For example, low volatility strategies and fundamental-value strategies are of course both alternatives to market-cap weighted but can give a completely different experience to the investor.

To gain a clearer understanding of where the industry is going, it is worth examining the limitations to traditional market cap weighting. There are three principal reasons that market-cap indexing has been the prevailing and incumbent form: simplicity, low turnover and liquidity.

All of these are undoubtedly useful features. Nevertheless, a major disadvantage of this approach is that it virtually ignores risk concentrations. A market cap-weighted index by its very nature is inefficient in terms of the risk and reward it can offer. A relative few sectors – European and North American financials and technology companies – currently represent nearly 50 per cent of the total risk budget of the index of reference.
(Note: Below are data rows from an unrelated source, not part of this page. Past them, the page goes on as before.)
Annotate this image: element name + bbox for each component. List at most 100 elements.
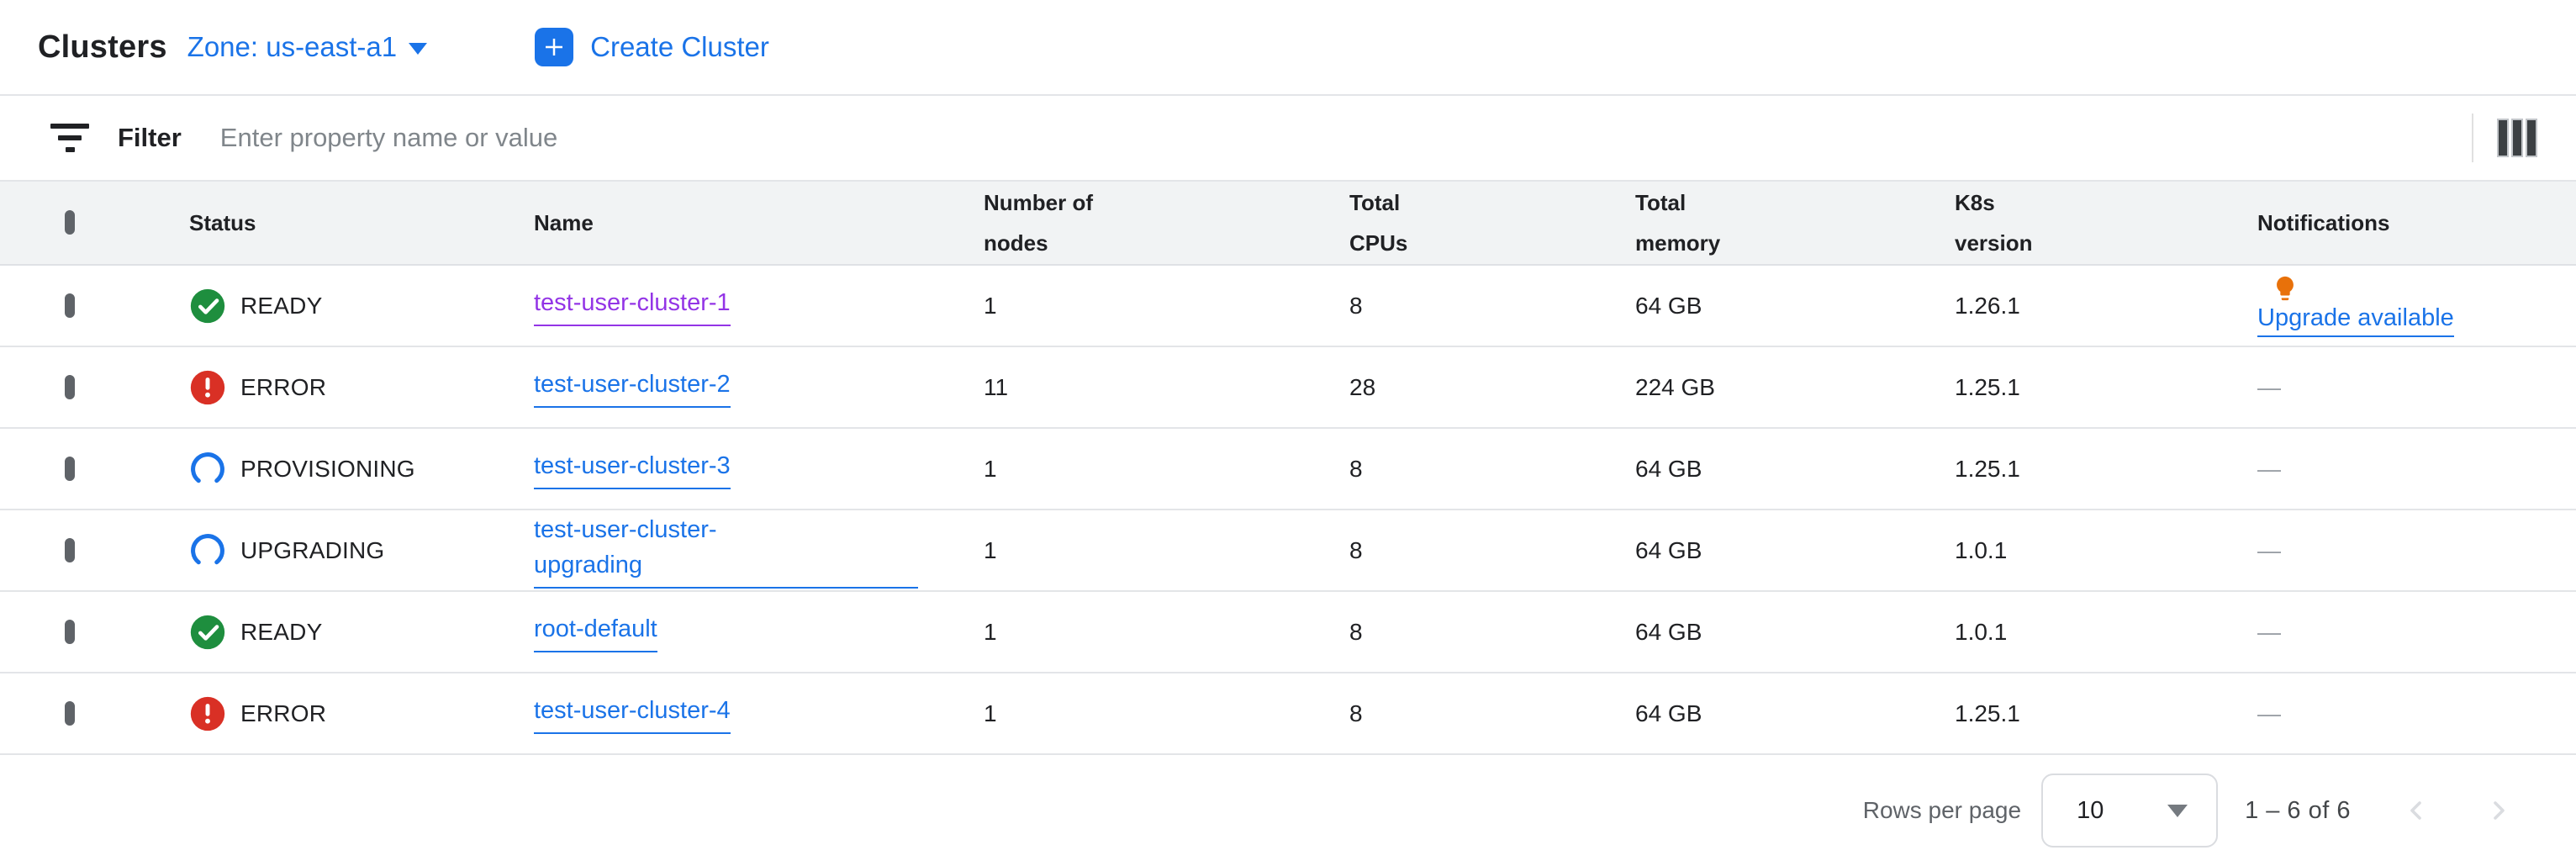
progress-spinner-icon	[189, 532, 226, 569]
total-memory-value: 64 GB	[1635, 618, 1702, 645]
filter-input[interactable]	[219, 123, 2455, 153]
name-cell: test-user-cluster-3	[534, 448, 984, 490]
number-of-nodes-value: 1	[984, 618, 997, 645]
name-cell: test-user-cluster-upgrading	[534, 512, 984, 589]
create-cluster-label: Create Cluster	[590, 31, 769, 62]
k8s-version-value: 1.0.1	[1955, 536, 2008, 563]
row-checkbox[interactable]	[65, 537, 75, 562]
no-notification-dash: —	[2257, 618, 2281, 645]
notifications-cell: — —	[2257, 529, 2576, 573]
name-cell: test-user-cluster-1	[534, 285, 984, 327]
notifications-cell: Upgrade available Upgrade available	[2257, 266, 2576, 346]
notifications-cell: — —	[2257, 692, 2576, 736]
status-label: UPGRADING	[240, 536, 385, 563]
page-title: Clusters	[38, 29, 167, 65]
filter-label: Filter	[118, 123, 182, 152]
error-circle-icon	[189, 695, 226, 732]
k8s-version-value: 1.26.1	[1955, 292, 2020, 319]
previous-page-button[interactable]	[2399, 794, 2433, 827]
lightbulb-icon	[2271, 274, 2299, 303]
error-circle-icon	[189, 369, 226, 406]
total-memory-value: 64 GB	[1635, 536, 1702, 563]
column-header-k8s-version: K8s version	[1955, 189, 2033, 256]
number-of-nodes-value: 1	[984, 700, 997, 726]
no-notification-dash: —	[2257, 455, 2281, 482]
table-row: READY root-default 1 8 64 GB 1.0.1 — —	[0, 592, 2576, 673]
table-row: ERROR test-user-cluster-2 11 28 224 GB 1…	[0, 347, 2576, 429]
pagination-range: 1 – 6 of 6	[2245, 796, 2351, 824]
table-header-row: Status Name Number of nodes Total CPUs T…	[0, 182, 2576, 266]
notifications-cell: — —	[2257, 366, 2576, 409]
status-label: PROVISIONING	[240, 455, 415, 482]
column-header-total-cpus: Total CPUs	[1349, 189, 1408, 256]
check-circle-icon	[189, 614, 226, 651]
number-of-nodes-value: 11	[984, 373, 1009, 400]
number-of-nodes-value: 1	[984, 292, 997, 319]
table-row: UPGRADING test-user-cluster-upgrading 1 …	[0, 510, 2576, 592]
chevron-down-icon	[2167, 804, 2188, 817]
column-header-number-of-nodes: Number of nodes	[984, 189, 1093, 256]
upgrade-available-link[interactable]: Upgrade available	[2257, 304, 2454, 337]
status-cell: READY	[189, 288, 534, 325]
row-checkbox[interactable]	[65, 374, 75, 399]
no-notification-dash: —	[2257, 373, 2281, 400]
column-header-notifications: Notifications	[2257, 209, 2390, 235]
no-notification-dash: —	[2257, 700, 2281, 726]
create-cluster-button[interactable]: Create Cluster	[535, 28, 769, 66]
notifications-cell: — —	[2257, 447, 2576, 491]
status-label: READY	[240, 618, 323, 645]
cluster-name-link[interactable]: test-user-cluster-3	[534, 448, 731, 490]
total-cpus-value: 8	[1349, 455, 1363, 482]
cluster-name-link[interactable]: test-user-cluster-4	[534, 693, 731, 735]
cluster-name-link[interactable]: test-user-cluster-2	[534, 367, 731, 409]
status-label: READY	[240, 292, 323, 319]
chevron-down-icon	[409, 43, 428, 55]
column-header-total-memory: Total memory	[1635, 189, 1721, 256]
name-cell: test-user-cluster-2	[534, 367, 984, 409]
status-label: ERROR	[240, 700, 327, 726]
filter-icon	[50, 124, 89, 152]
name-cell: test-user-cluster-4	[534, 693, 984, 735]
next-page-button[interactable]	[2482, 794, 2515, 827]
notifications-cell: — —	[2257, 610, 2576, 654]
filter-bar: Filter	[0, 96, 2576, 182]
row-checkbox[interactable]	[65, 293, 75, 318]
no-notification-dash: —	[2257, 536, 2281, 563]
table-row: READY test-user-cluster-1 1 8 64 GB 1.26…	[0, 266, 2576, 347]
table-body: READY test-user-cluster-1 1 8 64 GB 1.26…	[0, 266, 2576, 755]
column-header-name: Name	[534, 209, 594, 235]
column-display-options-icon[interactable]	[2497, 119, 2537, 157]
table-row: PROVISIONING test-user-cluster-3 1 8 64 …	[0, 429, 2576, 510]
check-circle-icon	[189, 288, 226, 325]
total-memory-value: 64 GB	[1635, 292, 1702, 319]
row-checkbox[interactable]	[65, 619, 75, 644]
row-checkbox[interactable]	[65, 456, 75, 481]
total-cpus-value: 8	[1349, 700, 1363, 726]
table-row: ERROR test-user-cluster-4 1 8 64 GB 1.25…	[0, 673, 2576, 755]
total-cpus-value: 8	[1349, 292, 1363, 319]
total-memory-value: 224 GB	[1635, 373, 1715, 400]
status-cell: UPGRADING	[189, 532, 534, 569]
column-header-status: Status	[189, 209, 256, 235]
divider	[2472, 114, 2473, 162]
k8s-version-value: 1.0.1	[1955, 618, 2008, 645]
plus-icon	[535, 28, 574, 66]
total-cpus-value: 8	[1349, 618, 1363, 645]
total-memory-value: 64 GB	[1635, 455, 1702, 482]
k8s-version-value: 1.25.1	[1955, 700, 2020, 726]
rows-per-page-select[interactable]: 10	[2041, 774, 2219, 848]
rows-per-page-label: Rows per page	[1862, 797, 2022, 823]
status-cell: ERROR	[189, 695, 534, 732]
cluster-name-link[interactable]: test-user-cluster-upgrading	[534, 512, 918, 589]
select-all-checkbox[interactable]	[65, 210, 75, 235]
number-of-nodes-value: 1	[984, 455, 997, 482]
total-cpus-value: 28	[1349, 373, 1376, 400]
cluster-name-link[interactable]: test-user-cluster-1	[534, 285, 731, 327]
progress-spinner-icon	[189, 451, 226, 488]
number-of-nodes-value: 1	[984, 536, 997, 563]
cluster-name-link[interactable]: root-default	[534, 611, 657, 653]
zone-selector[interactable]: Zone: us-east-a1	[187, 31, 428, 63]
row-checkbox[interactable]	[65, 700, 75, 726]
total-memory-value: 64 GB	[1635, 700, 1702, 726]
During the tech bubble, technology companies accounted for more than 60 per cent of the total risk budget of the index. As a result, the inherent bias of the market cap-weighted index creates an enormous distortion, overexposing passive investors to the risks of the tech sector.

A second shortcoming is an inherent preference for over valuation. Given two companies with the same earnings power and fundamentals, market cap-weighted solutions will assign a greater weight in the index to the more expensive of the two.
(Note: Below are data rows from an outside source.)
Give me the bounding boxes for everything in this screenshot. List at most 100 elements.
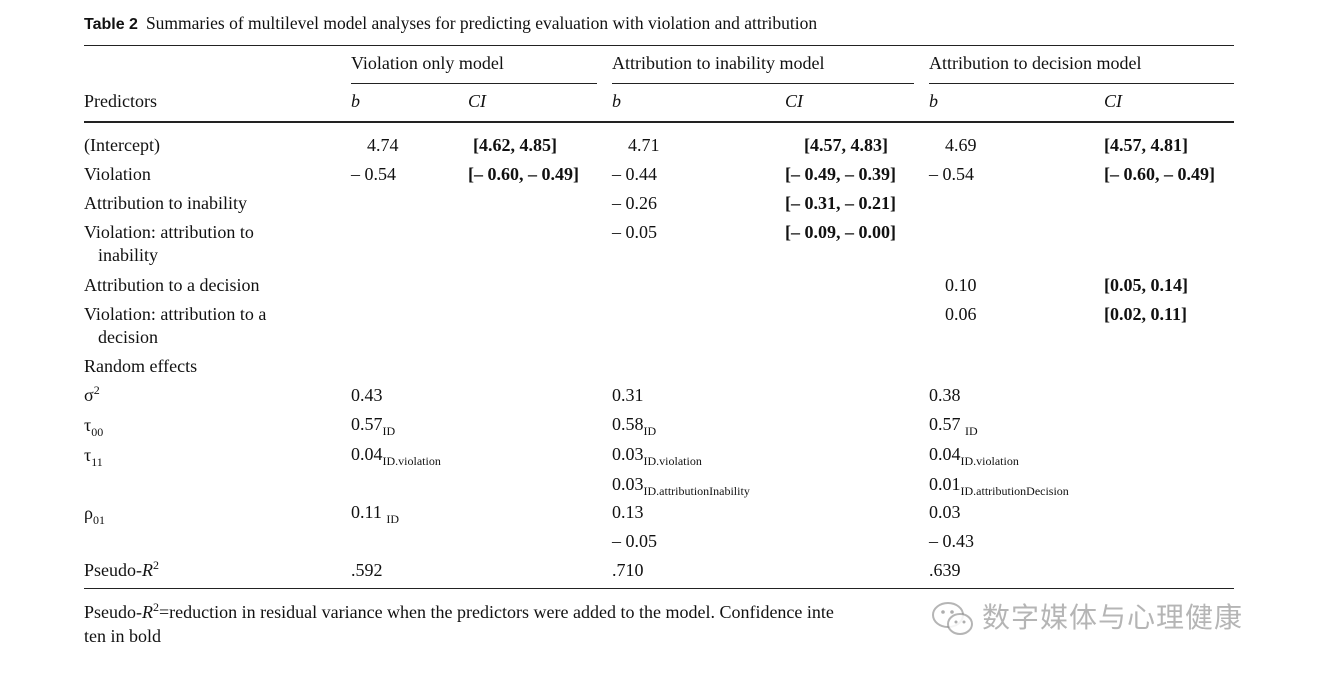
intercept-b-1: 4.74 xyxy=(367,135,399,155)
intercept-b-3: 4.69 xyxy=(945,135,977,155)
sigma2-value-3: 0.38 xyxy=(929,385,961,405)
row-label-line-2: inability xyxy=(98,245,158,265)
rho01-extra-value-3: – 0.43 xyxy=(929,531,974,551)
row-label-attribution-inability: Attribution to inability xyxy=(84,193,247,213)
row-label-random-effects: Random effects xyxy=(84,356,198,376)
value: 0.57 xyxy=(929,414,965,434)
group-header-violation-only: Violation only model xyxy=(351,53,504,73)
violation-attribution-inability-ci-2: [– 0.09, – 0.00] xyxy=(785,222,896,242)
row-label-intercept: (Intercept) xyxy=(84,135,160,155)
row-label-violation-attribution-decision: Violation: attribution to a decision xyxy=(84,303,294,349)
rho01-value-2: 0.13 xyxy=(612,502,644,522)
group-rule-3 xyxy=(929,83,1234,84)
tau11-sub: 11 xyxy=(91,455,103,469)
tau00-sub: 00 xyxy=(91,425,104,439)
tau-symbol: τ xyxy=(84,445,92,465)
value: 0.01 xyxy=(929,474,961,494)
row-label-violation-attribution-inability: Violation: attribution to inability xyxy=(84,221,294,267)
sigma2-value-1: 0.43 xyxy=(351,385,383,405)
sigma2-value-2: 0.31 xyxy=(612,385,644,405)
subscript: ID.violation xyxy=(382,454,441,468)
group-header-attribution-decision: Attribution to decision model xyxy=(929,53,1142,73)
ci-header-1: CI xyxy=(468,91,486,111)
intercept-ci-3: [4.57, 4.81] xyxy=(1104,135,1188,155)
violation-b-3: – 0.54 xyxy=(929,164,974,184)
row-label-sigma2: σ2 xyxy=(84,384,100,406)
value: 0.04 xyxy=(351,444,383,464)
row-label-tau00: τ00 xyxy=(84,414,104,439)
row-label-line-1: Violation: attribution to xyxy=(84,222,254,242)
value: 0.04 xyxy=(929,444,961,464)
tau11-extra-value-3: 0.01ID.attributionDecision xyxy=(929,473,1069,498)
tau00-value-1: 0.57ID xyxy=(351,413,396,438)
rho01-sub: 01 xyxy=(92,513,105,527)
intercept-ci-2: [4.57, 4.83] xyxy=(804,135,888,155)
violation-b-1: – 0.54 xyxy=(351,164,396,184)
row-label-pseudo-r2: Pseudo-R2 xyxy=(84,559,159,581)
tau-symbol: τ xyxy=(84,415,92,435)
footnote-lead: Pseudo- xyxy=(84,602,142,622)
value: 0.11 xyxy=(351,502,387,522)
tau11-value-2: 0.03ID.violation xyxy=(612,443,702,468)
wechat-icon xyxy=(932,602,973,635)
row-label-line-2: decision xyxy=(98,327,158,347)
value: 0.57 xyxy=(351,414,383,434)
subscript: ID xyxy=(386,512,400,526)
pseudo-r2-value-1: .592 xyxy=(351,560,383,580)
tau11-value-3: 0.04ID.violation xyxy=(929,443,1019,467)
header-rule xyxy=(84,121,1234,123)
subscript: ID.attributionInability xyxy=(643,484,750,498)
predictors-header: Predictors xyxy=(84,91,157,111)
pseudo-r2-value-2: .710 xyxy=(612,560,644,580)
tau11-extra-value-2: 0.03ID.attributionInability xyxy=(612,473,750,498)
violation-ci-3: [– 0.60, – 0.49] xyxy=(1104,164,1215,184)
row-label-tau11: τ11 xyxy=(84,444,103,469)
violation-ci-2: [– 0.49, – 0.39] xyxy=(785,164,896,184)
row-label-line-1: Violation: attribution to a xyxy=(84,304,267,324)
attribution-decision-b-3: 0.10 xyxy=(945,275,977,295)
value: 0.03 xyxy=(612,474,644,494)
violation-ci-1: [– 0.60, – 0.49] xyxy=(468,164,579,184)
footnote-sup: 2 xyxy=(153,600,159,614)
row-label-attribution-decision: Attribution to a decision xyxy=(84,275,260,295)
row-label-violation: Violation xyxy=(84,164,151,184)
watermark-text: 数字媒体与心理健康 xyxy=(982,601,1244,634)
watermark: 数字媒体与心理健康 xyxy=(930,592,1290,642)
footnote-r: R xyxy=(142,602,153,622)
subscript: ID xyxy=(965,424,978,438)
table-caption: Table 2 Summaries of multilevel model ana… xyxy=(84,13,817,34)
intercept-b-2: 4.71 xyxy=(628,135,660,155)
value: 0.03 xyxy=(612,444,644,464)
rho01-value-1: 0.11 ID xyxy=(351,501,400,526)
violation-attribution-inability-b-2: – 0.05 xyxy=(612,222,657,242)
rho-symbol: ρ xyxy=(84,503,93,523)
ci-header-2: CI xyxy=(785,91,803,111)
attribution-inability-b-2: – 0.26 xyxy=(612,193,657,213)
subscript: ID.violation xyxy=(643,454,702,468)
ci-header-3: CI xyxy=(1104,91,1122,111)
b-header-1: b xyxy=(351,91,360,111)
violation-attribution-decision-b-3: 0.06 xyxy=(945,304,977,324)
subscript: ID xyxy=(643,424,657,438)
violation-b-2: – 0.44 xyxy=(612,164,657,184)
pseudo-sup: 2 xyxy=(153,558,159,572)
tau00-value-2: 0.58ID xyxy=(612,413,657,438)
table-footnote: Pseudo-R2=reduction in residual variance… xyxy=(84,600,1234,648)
top-rule xyxy=(84,45,1234,46)
rho01-value-3: 0.03 xyxy=(929,502,961,522)
bottom-rule xyxy=(84,588,1234,589)
violation-attribution-decision-ci-3: [0.02, 0.11] xyxy=(1104,304,1187,324)
subscript: ID.attributionDecision xyxy=(960,484,1069,498)
pseudo-label: Pseudo- xyxy=(84,560,142,580)
table-title: Summaries of multilevel model analyses f… xyxy=(145,13,818,33)
pseudo-r2-value-3: .639 xyxy=(929,560,961,580)
intercept-ci-1: [4.62, 4.85] xyxy=(473,135,557,155)
group-header-attribution-inability: Attribution to inability model xyxy=(612,53,825,73)
subscript: ID xyxy=(382,424,396,438)
tau11-value-1: 0.04ID.violation xyxy=(351,443,441,468)
b-header-3: b xyxy=(929,91,938,111)
row-label-rho01: ρ01 xyxy=(84,502,105,527)
footnote-text: =reduction in residual variance when the… xyxy=(159,602,834,622)
group-rule-1 xyxy=(351,83,597,84)
tau00-value-3: 0.57 ID xyxy=(929,413,978,438)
It follows, therefore, that weighting in this fashion can lead at times to a correspondingly high proportion of funds invested in potentially overvalued stocks.

In seeking a better approach to equity weighting, how can we solve these problems? The answer lies in the alignment of risk and reward. A sensible strategic beta solution takes an holistic approach: it diversifies the risks where the reward potential is limited and preferences risks that are more well compensated by returns.
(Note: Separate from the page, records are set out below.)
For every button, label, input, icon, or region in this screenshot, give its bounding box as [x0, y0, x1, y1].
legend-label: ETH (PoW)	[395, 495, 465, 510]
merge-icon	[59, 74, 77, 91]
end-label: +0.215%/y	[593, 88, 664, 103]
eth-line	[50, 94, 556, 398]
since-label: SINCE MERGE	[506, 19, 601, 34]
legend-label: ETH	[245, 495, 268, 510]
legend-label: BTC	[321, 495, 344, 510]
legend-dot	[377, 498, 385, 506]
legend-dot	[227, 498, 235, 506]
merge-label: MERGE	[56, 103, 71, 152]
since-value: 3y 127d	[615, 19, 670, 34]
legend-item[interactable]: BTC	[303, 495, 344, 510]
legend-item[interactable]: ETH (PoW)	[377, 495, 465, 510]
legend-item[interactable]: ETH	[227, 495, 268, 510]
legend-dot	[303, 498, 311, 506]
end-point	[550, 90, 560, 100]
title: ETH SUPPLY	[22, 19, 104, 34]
To achieve this alignment, the approach will try to decompose the sources of equity stock risk and return and build the equity weighting around these drivers while maintaining liquidity.

For example, unnecessary geographical risk concentrations can be diversified away, reducing the overall risk of the portfolio.

Also, the return can be improved by capturing exposure in a balanced manner to key factors (such as size, low volatility, value and momentum) that academics and practitioners recognise as a source of reward.